Perspective

Les acteurs avertissent la direction du syndicat SAG-AFTRA: Ne nous trahissez pas!

Une lettre ouverte signée par plus de 300 acteurs envoyée à la direction de leur syndicat, la Screen Actors Guild-American Federation of Television and Radio Artists (SAG-AFTRA), est une déclaration de principe qui dénonce explicitement la trahison prévue contre les membres.

Le contrat liant les quelque 160.000 membres de la SAG-AFTRA à l’Alliance of Motion Picture and Television Producers (AMPTP), qui représente plus de 350 sociétés de production télévisuelle et cinématographique américaines, dont tous les studios géants, les réseaux et les services de diffusion en continu, expire le 30 juin à minuit.

Des scénaristes en grève défilent à Los Angeles devant l’aile ouest du bâtiment de la Writers Guild of America.

La lettre des acteurs avertit le syndicat qu’il ne doit pas capituler et exprime sa détermination à lutter sans compromis contre les sociétés. Une grève, écrivent-ils, est source de difficultés pour beaucoup, «mais nous sommes prêts à faire grève si l’on doit en arriver là». Dans un langage inhabituellement sévère, les signataires insistent sur le fait que «ce n’est pas le moment de trouver un compromis».
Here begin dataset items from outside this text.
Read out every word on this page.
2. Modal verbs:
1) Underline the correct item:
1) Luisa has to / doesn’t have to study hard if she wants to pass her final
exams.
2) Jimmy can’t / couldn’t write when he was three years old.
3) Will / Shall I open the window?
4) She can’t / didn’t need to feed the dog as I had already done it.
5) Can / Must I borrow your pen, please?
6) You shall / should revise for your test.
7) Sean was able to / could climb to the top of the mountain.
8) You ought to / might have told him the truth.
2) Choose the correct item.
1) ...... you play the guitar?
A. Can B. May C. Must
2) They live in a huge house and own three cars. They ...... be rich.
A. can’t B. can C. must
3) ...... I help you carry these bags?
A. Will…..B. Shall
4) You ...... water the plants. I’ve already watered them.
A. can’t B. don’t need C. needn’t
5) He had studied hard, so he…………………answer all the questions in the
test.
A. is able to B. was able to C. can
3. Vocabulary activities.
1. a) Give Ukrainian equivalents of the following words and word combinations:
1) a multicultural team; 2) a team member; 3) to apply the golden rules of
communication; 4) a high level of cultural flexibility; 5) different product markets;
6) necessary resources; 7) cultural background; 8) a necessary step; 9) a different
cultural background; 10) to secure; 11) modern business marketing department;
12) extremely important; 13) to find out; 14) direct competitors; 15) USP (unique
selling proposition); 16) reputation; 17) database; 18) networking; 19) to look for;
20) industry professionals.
Cette lettre réfléchie et perspicace porte les noms de nombreuses personnalités, dont Kevin Bacon, Meryl Streep, Liam Neeson, Quinta Brunson, Ben Stiller, Julia Louis-Dreyfus, David Duchovny, Glenn Close, Brendan Fraser, Jennifer Lawrence, John Leguizamo, Téa Leoni, Laura Linney, Bob Odenkirk, Mark Ruffalo, Marissa Tomei et bien d’autres encore.
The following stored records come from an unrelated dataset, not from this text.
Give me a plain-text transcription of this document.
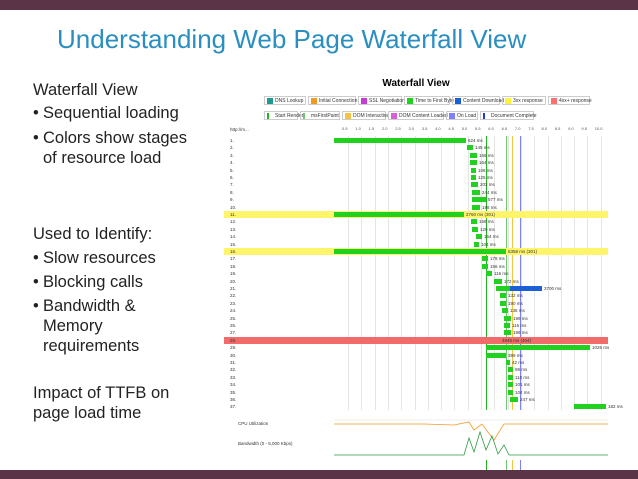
Understanding Web Page Waterfall View
Waterfall View
• Sequential loading
• Colors show stages
of resource load
Used to Identify:
• Slow resources
• Blocking calls
• Bandwidth &
Memory
requirements
Impact of TTFB on
page load time
Waterfall View
DNS Lookup	Initial Connection	SSL Negotiation	Time to First Byte	Content Download	3xx response	4xx+ response
Start Render	msFirstPaint	DOM Interactive	DOM Content Loaded	On Load	Document Complete
http://m...	0.5 1.0 1.5 2.0 2.5 3.0 3.5 4.0 4.5 5.0 5.5 6.0 6.5 7.0 7.5 8.0 8.5 9.0 9.5 10.0
1.	624 ms
2.	145 ms
3.	165 ms
4.	164 ms
5.	108 ms
6.	125 ms
7.	203 ms
8.	244 ms
9.	577 ms
10.	198 ms
11.	2760 ms (301)
12.	159 ms
13.	129 ms
14.	154 ms
15.	104 ms
16.	5358 ms (301)
17.	178 ms
18.	156 ms
19.	116 ms
20.	172 ms
21.	3700 ms
22.	132 ms
23.	190 ms
24.	136 ms
25.	199 ms
26.	115 ms
27.	199 ms
28.	4845 ms (404)
29.	1026 ms
30.	399 ms
31.	42 ms
32.	99 ms
33.	110 ms
34.	101 ms
35.	104 ms
36.	247 ms
37.	182 ms
CPU Utilization
Bandwidth (0 - 5,000 Kbps)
À leur mérite, certains des artistes-interprètes les plus célèbres du cinéma et de la télévision ont apposé leur signature sur ce document, qui exprime ainsi un sentiment général de solidarité de classe. Ils reconnaissent manifestement qu’une différence existe entre leurs objectifs et les projets de la bureaucratie de la SAG-AFTRA. Et ils s’expriment, encouragés par la base – qui a voté à 98 pour cent pour la grève – et par les scénaristes qui sont en grève depuis près de deux mois.

Il s’agit là d’une évolution tout à fait bienvenue. Les séries critiques à l’égard du système de profit comme Succession, The Dropout et Dopesick ne sont pas des aberrations. Les conditions ont mûri. Le climat politique et culturel stagnant et réactionnaire qui a prévalu pendant des décennies est en train de se dissiper, et les implications sont majeures pour tous les aspects de la vie sociale.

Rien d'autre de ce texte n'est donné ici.